« L’Amérique est entièrement mobilisée sur l’Afrique », a assuré jeudi Joe Biden en recevant le président angolais Joao Lourenço, à qui il a promis une visite mais sans fixer de date.
« J’y suis allé et j’y retournerai », a dit le président américain en réponse à une question sur une possible visite en Angola.
Joe Biden avait initialement promis de se rendre sur le continent africain en 2023, mais à un mois de la fin de l’année, cela semble désormais peu probable.
« Le partenariat entre l’Angola et les Etats-Unis est plus important que jamais », a encore dit le président américain en recevant son homologue dans le Bureau ovale.
Il a en particulier vanté un investissement d’1 milliard de dollars dans le « couloir Lobito », un grand projet d’infrastructures reliant la République démocratique du Congo et la Zambie via le port de Lobito en Angola.

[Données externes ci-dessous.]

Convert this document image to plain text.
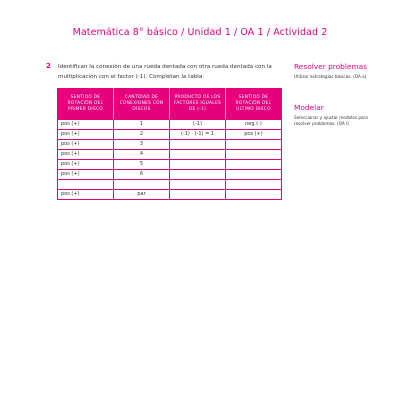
Matemática 8° básico / Unidad 1 / OA 1 / Actividad 2
2 Identifican la conexión de una rueda dentada con otra rueda dentada con la multiplicación con el factor (-1). Completan la tabla.
SENTIDO DE ROTACIÓN DEL PRIMER DISCO	CANTIDAD DE CONEXIONES CON DISCOS	PRODUCTO DE LOS FACTORES IGUALES DE (-1)	SENTIDO DE ROTACIÓN DEL ÚLTIMO DISCO
pos (+)	1	(-1)	neg (-)
pos (+)	2	(-1) · (-1) = 1	pos (+)
pos (+)	3		
pos (+)	4		
pos (+)	5		
pos (+)	6		

pos (+)	par		
Resolver problemas
Utilizar estrategias básicas. (OA a)
Modelar
Seleccionar y ajustar modelos para resolver problemas. (OA l)
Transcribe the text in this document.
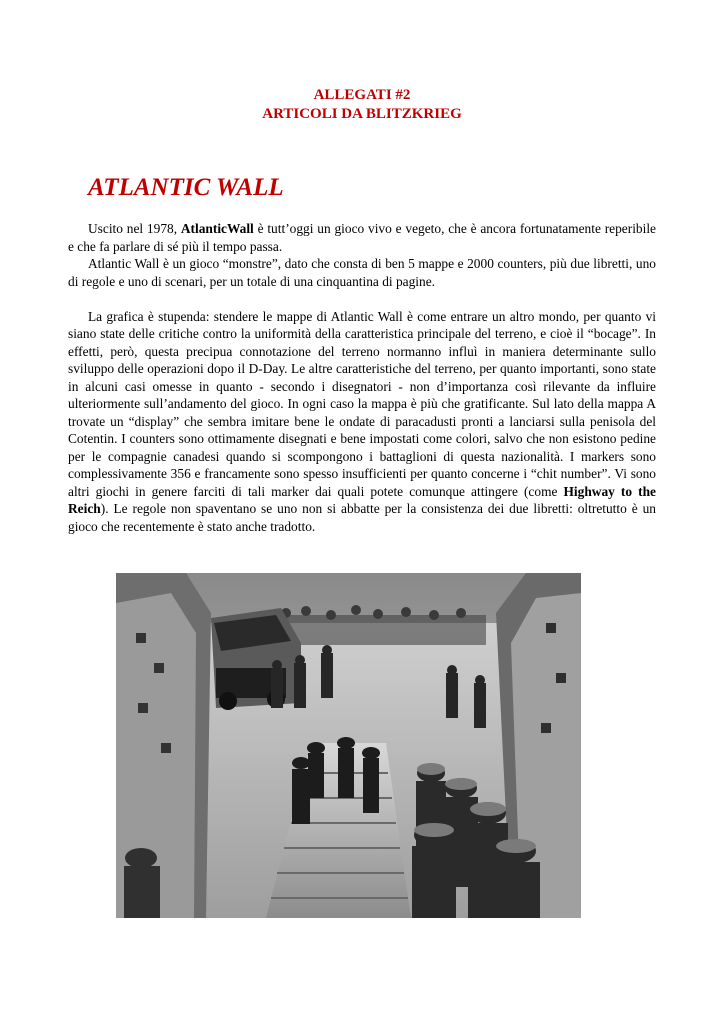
ALLEGATI #2
ARTICOLI DA BLITZKRIEG
ATLANTIC WALL

Uscito nel 1978, AtlanticWall è tutt’oggi un gioco vivo e vegeto, che è ancora fortunatamente reperibile e che fa parlare di sé più il tempo passa.

Atlantic Wall è un gioco “monstre”, dato che consta di ben 5 mappe e 2000 counters, più due libretti, uno di regole e uno di scenari, per un totale di una cinquantina di pagine.

La grafica è stupenda: stendere le mappe di Atlantic Wall è come entrare un altro mondo, per quanto vi siano state delle critiche contro la uniformità della caratteristica principale del terreno, e cioè il “bocage”. In effetti, però, questa precipua connotazione del terreno normanno influì in maniera determinante sullo sviluppo delle operazioni dopo il D-Day. Le altre caratteristiche del terreno, per quanto importanti, sono state in alcuni casi omesse in quanto - secondo i disegnatori - non d’importanza così rilevante da influire ulteriormente sull’andamento del gioco. In ogni caso la mappa è più che gratificante. Sul lato della mappa A trovate un “display” che sembra imitare bene le ondate di paracadusti pronti a lanciarsi sulla penisola del Cotentin. I counters sono ottimamente disegnati e bene impostati come colori, salvo che non esistono pedine per le compagnie canadesi quando si scompongono i battaglioni di questa nazionalità. I markers sono complessivamente 356 e francamente sono spesso insufficienti per quanto concerne i “chit number”. Vi sono altri giochi in genere farciti di tali marker dai quali potete comunque attingere (come Highway to the Reich). Le regole non spaventano se uno non si abbatte per la consistenza dei due libretti: oltretutto è un gioco che recentemente è stato anche tradotto.
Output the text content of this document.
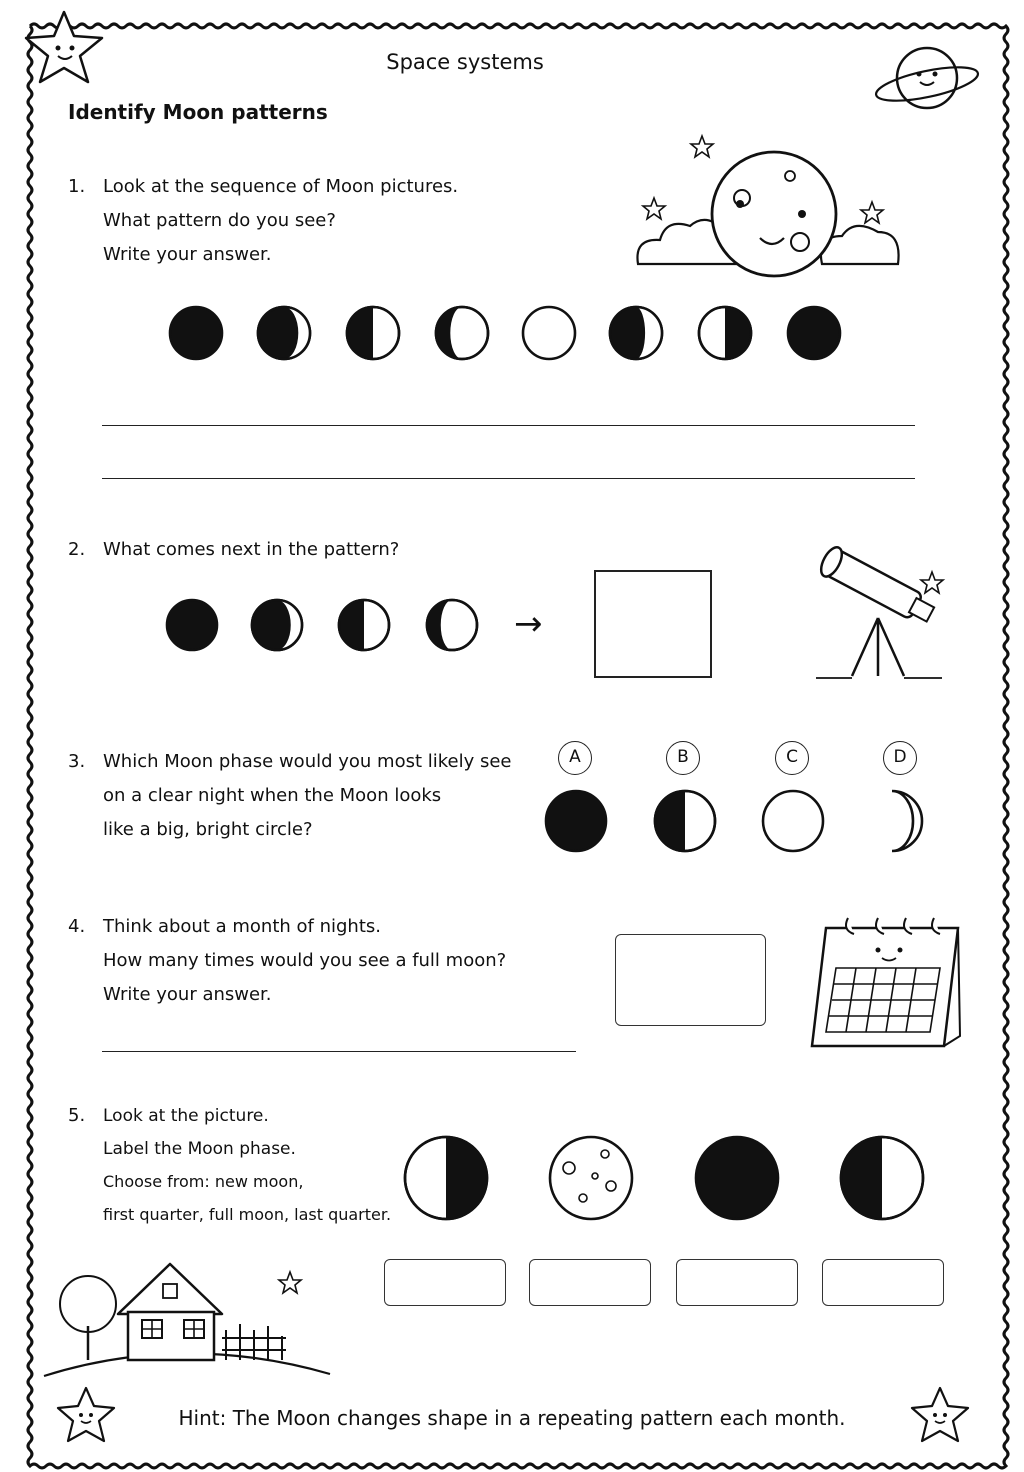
Space systems
Identify Moon patterns
1. Look at the sequence of Moon pictures.
What pattern do you see?
Write your answer.
2. What comes next in the pattern?
→
3. Which Moon phase would you most likely see
on a clear night when the Moon looks
like a big, bright circle?
A	B	C	D
4. Think about a month of nights.
How many times would you see a full moon?
Write your answer.
5. Look at the picture.
Label the Moon phase.
Choose from: new moon,
first quarter, full moon, last quarter.
Hint: The Moon changes shape in a repeating pattern each month.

D’après Joao Lourenço, le Président Joe Biden a : « changé le paradigme de la coopération entre les Etats-Unis et le continent africain ».
Le président américain, qui veut rivaliser avec la Chine et les gigantesques investissements de cette dernière en Afrique, a aussi évoqué les financements américains dans des projets d’énergie solaire et de développement agricole en Angola.
Il a enfin « remercié » Joao Lourenço pour son « travail en vue de la paix » dans l’est de la République démocratique du Congo, une région secouée depuis des décennies par des conflits, et en particulier par la rébellion du groupe armé M23, (« Mouvement du 23 mars »).
Le président angolais a lui estimé que Joe Biden avait « changé le paradigme de la coopération entre les Etats-Unis et le continent africain ».
La seule annonce concrète attendue jeudi est la signature par l’Angola, troisième pays africain à le faire, des accords Artemis, un cadre multilatéral fixé à l’initiative des Etats-Unis pour éviter les conflits dans la conquête et l’exploration spatiales.
La dernière visite d’un président américain en Afrique remonte à 2015, quand Barack Obama s’était rendu au Kenya et en Ethiopie.